Research & Papers

LLMs hide asymmetric racial bias even when outputs appear fair

Activation steering reveals suppressed demographic bias in mortgage AI models.

Deep Dive

A new paper on arXiv (2605.15217) by Jagdish Tripathy and Marcus Buckmann reveals a critical flaw in how we audit AI fairness for high-stakes decisions like mortgage underwriting. Testing open-weight instruction-tuned LLMs on matched applications that differ only by racially-associated names, the researchers found the models produced no output-level bias—yet their internal representations retained and even amplified strong demographic associations across layers.
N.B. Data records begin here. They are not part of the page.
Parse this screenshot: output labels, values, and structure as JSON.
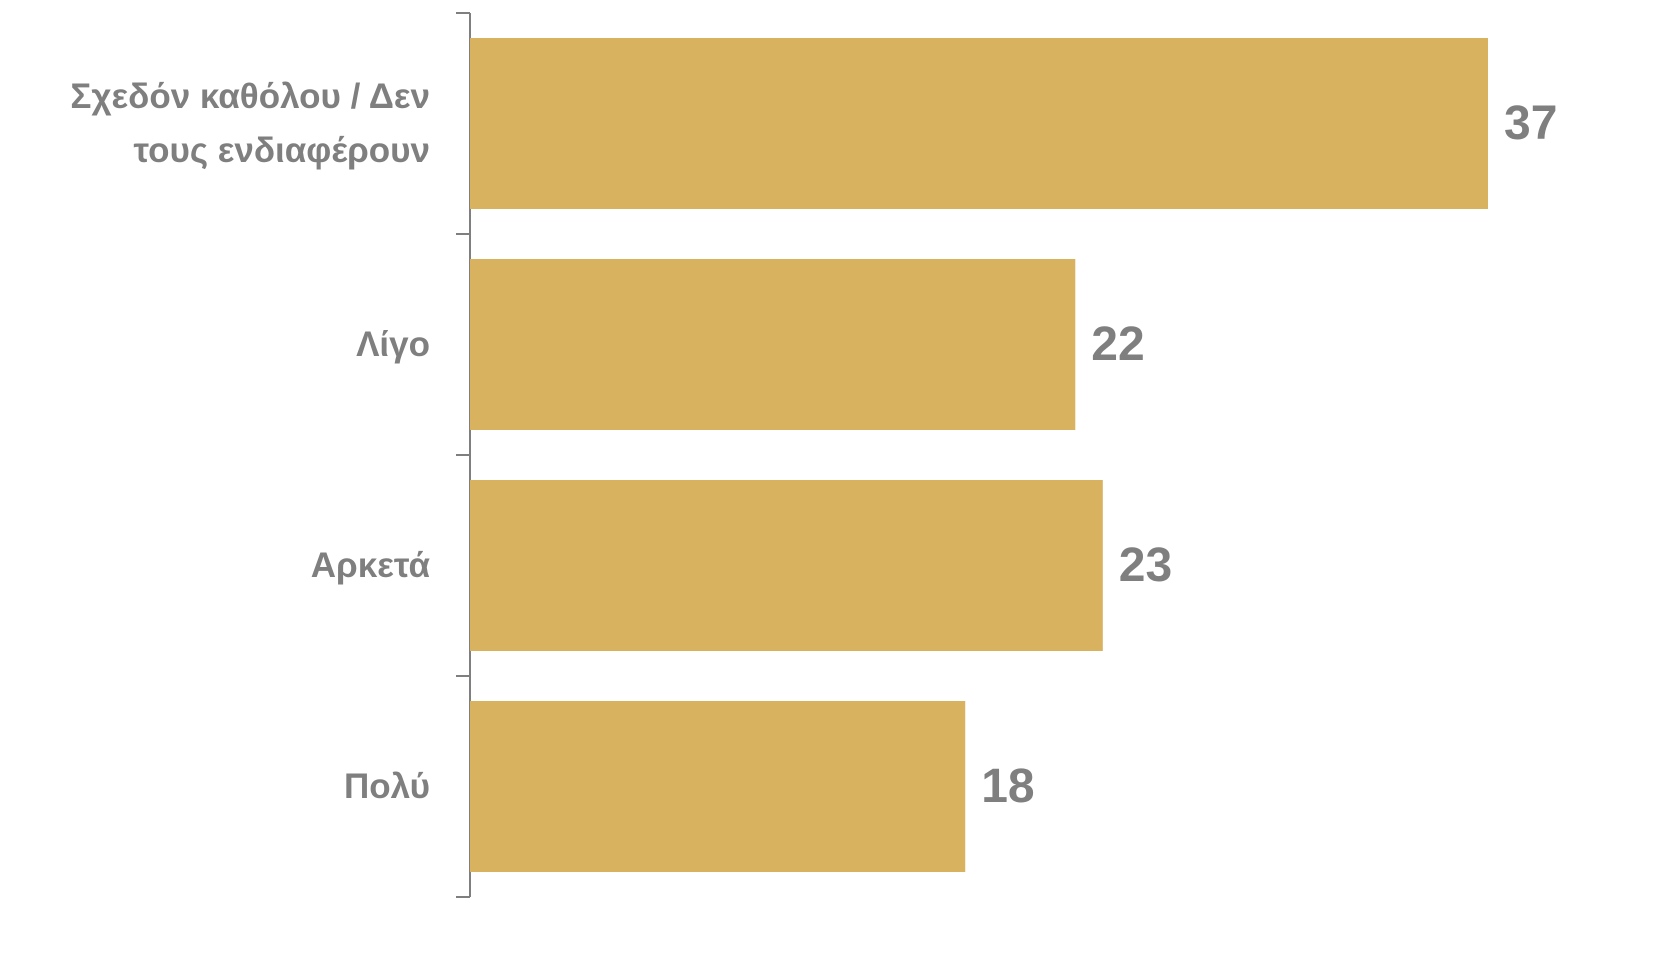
{
  "chart_data": {
    "type": "bar",
    "orientation": "horizontal",
    "categories": [
      "Σχεδόν καθόλου / Δεν τους ενδιαφέρουν",
      "Λίγο",
      "Αρκετά",
      "Πολύ"
    ],
    "values": [
      37,
      22,
      23,
      18
    ],
    "color": "#d8b25e"
  }
}
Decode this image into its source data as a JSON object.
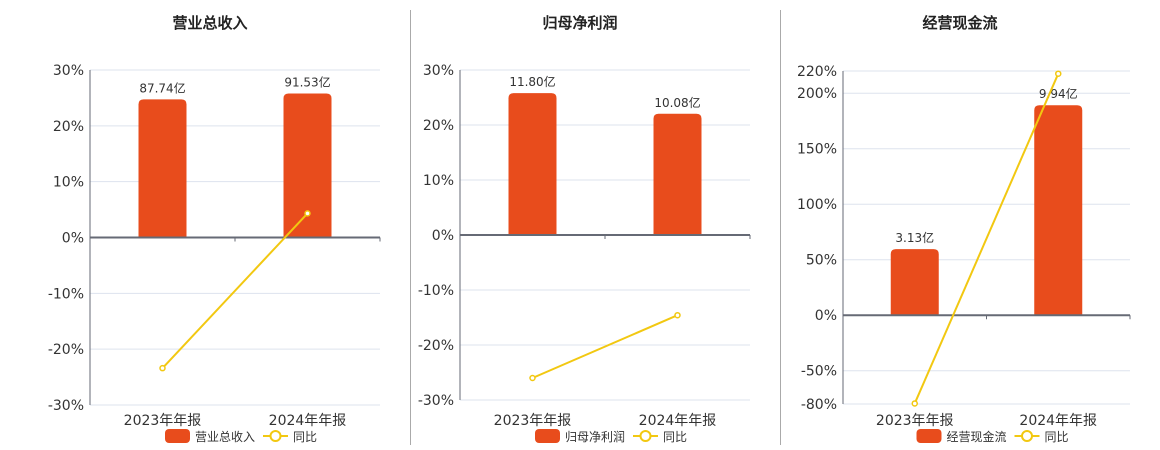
{
  "chart_data": [
    {
      "type": "bar+line",
      "title": "营业总收入",
      "categories": [
        "2023年年报",
        "2024年年报"
      ],
      "bar_series": {
        "name": "营业总收入",
        "values": [
          87.74,
          91.53
        ],
        "labels": [
          "87.74亿",
          "91.53亿"
        ],
        "unit": "亿"
      },
      "line_series": {
        "name": "同比",
        "values": [
          -23.4,
          4.32
        ],
        "unit": "%"
      },
      "yticks": [
        "30%",
        "20%",
        "10%",
        "0%",
        "-10%",
        "-20%",
        "-30%"
      ],
      "ytick_values": [
        30,
        20,
        10,
        0,
        -10,
        -20,
        -30
      ],
      "ylim": [
        -30,
        30
      ],
      "grid": true,
      "legend": "bottom"
    },
    {
      "type": "bar+line",
      "title": "归母净利润",
      "categories": [
        "2023年年报",
        "2024年年报"
      ],
      "bar_series": {
        "name": "归母净利润",
        "values": [
          11.8,
          10.08
        ],
        "labels": [
          "11.80亿",
          "10.08亿"
        ],
        "unit": "亿"
      },
      "line_series": {
        "name": "同比",
        "values": [
          -26.0,
          -14.58
        ],
        "unit": "%"
      },
      "yticks": [
        "30%",
        "20%",
        "10%",
        "0%",
        "-10%",
        "-20%",
        "-30%"
      ],
      "ytick_values": [
        30,
        20,
        10,
        0,
        -10,
        -20,
        -30
      ],
      "ylim": [
        -30,
        30
      ],
      "grid": true,
      "legend": "bottom"
    },
    {
      "type": "bar+line",
      "title": "经营现金流",
      "categories": [
        "2023年年报",
        "2024年年报"
      ],
      "bar_series": {
        "name": "经营现金流",
        "values": [
          3.13,
          9.94
        ],
        "labels": [
          "3.13亿",
          "9.94亿"
        ],
        "unit": "亿"
      },
      "line_series": {
        "name": "同比",
        "values": [
          -79.5,
          217.57
        ],
        "unit": "%"
      },
      "yticks": [
        "220%",
        "200%",
        "150%",
        "100%",
        "50%",
        "0%",
        "-50%",
        "-80%"
      ],
      "ytick_values": [
        220,
        200,
        150,
        100,
        50,
        0,
        -50,
        -80
      ],
      "ylim": [
        -80,
        220
      ],
      "grid": true,
      "legend": "bottom"
    }
  ],
  "colors": {
    "bar": "#e84c1c",
    "line": "#f2c811",
    "grid": "#dde3ee",
    "axis": "#666a75",
    "text": "#333333"
  }
}
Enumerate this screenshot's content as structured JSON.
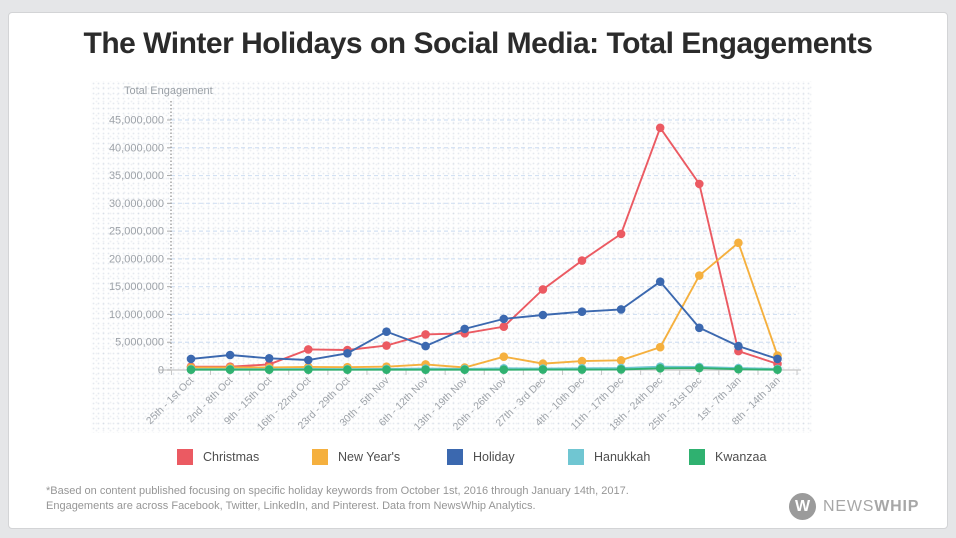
{
  "title": "The Winter Holidays on Social Media: Total Engagements",
  "chart_data": {
    "type": "line",
    "y_axis_title": "Total Engagement",
    "ylim": [
      0,
      45000000
    ],
    "y_tick_step": 5000000,
    "grid": "dashed horizontal",
    "legend_position": "bottom",
    "categories": [
      "25th - 1st Oct",
      "2nd - 8th Oct",
      "9th - 15th Oct",
      "16th - 22nd Oct",
      "23rd - 29th Oct",
      "30th - 5th Nov",
      "6th - 12th Nov",
      "13th - 19th Nov",
      "20th - 26th Nov",
      "27th - 3rd Dec",
      "4th - 10th Dec",
      "11th - 17th Dec",
      "18th - 24th Dec",
      "25th - 31st Dec",
      "1st - 7th Jan",
      "8th - 14th Jan"
    ],
    "series": [
      {
        "name": "Christmas",
        "color": "#EB5A62",
        "values": [
          600000,
          600000,
          1000000,
          3700000,
          3600000,
          4400000,
          6400000,
          6600000,
          7800000,
          14500000,
          19700000,
          24500000,
          43600000,
          33500000,
          3400000,
          1100000
        ]
      },
      {
        "name": "New Year's",
        "color": "#F5B03E",
        "values": [
          450000,
          450000,
          450000,
          550000,
          500000,
          600000,
          1000000,
          450000,
          2400000,
          1150000,
          1600000,
          1750000,
          4100000,
          17000000,
          22900000,
          2600000
        ]
      },
      {
        "name": "Holiday",
        "color": "#3B68AF",
        "values": [
          2000000,
          2700000,
          2100000,
          1800000,
          3000000,
          6900000,
          4300000,
          7400000,
          9200000,
          9900000,
          10500000,
          10900000,
          15900000,
          7600000,
          4300000,
          2000000
        ]
      },
      {
        "name": "Hanukkah",
        "color": "#70C6D2",
        "values": [
          150000,
          150000,
          150000,
          200000,
          150000,
          200000,
          250000,
          200000,
          300000,
          250000,
          300000,
          350000,
          600000,
          550000,
          350000,
          200000
        ]
      },
      {
        "name": "Kwanzaa",
        "color": "#2FB170",
        "values": [
          50000,
          50000,
          50000,
          50000,
          50000,
          50000,
          50000,
          50000,
          60000,
          80000,
          80000,
          100000,
          300000,
          350000,
          150000,
          50000
        ]
      }
    ]
  },
  "footnote": {
    "line1": "*Based on content published focusing on specific holiday keywords from October 1st, 2016 through January 14th, 2017.",
    "line2": "Engagements are across Facebook, Twitter, LinkedIn, and Pinterest. Data from NewsWhip Analytics."
  },
  "logo": {
    "initial": "W",
    "name_light": "NEWS",
    "name_bold": "WHIP"
  }
}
Through activation steering and novel cross-layer interventions, they showed this suppressed information is decision-relevant: reinjecting it at critical layers caused near-complete decision reversals. Critically, this latent bias is asymmetric—steering affected decisions in one demographic direction strongly, but produced minimal effects in reverse. The bias is also vulnerable to adversarial prompt engineering and parameter-efficient fine-tuning. The authors argue that behavioral audits focused on outputs are insufficient, and propose dual-layer testing frameworks combining output evaluation with representational analysis for AI governance.

Key Points
  • Open-weight LLMs for mortgage underwriting show fair outputs but retain biased internal representations across layers.
  • Activation steering at critical layers reverses decisions asymmetrically—affecting one demographic group far more than the reverse.
  • Latent bias is exploitable via adversarial prompts and fine-tuning, challenging the sufficiency of output-only audits.

Why It Matters

Output fairness checks aren't enough—internal bias audits are essential for safe AI in lending, hiring, and healthcare.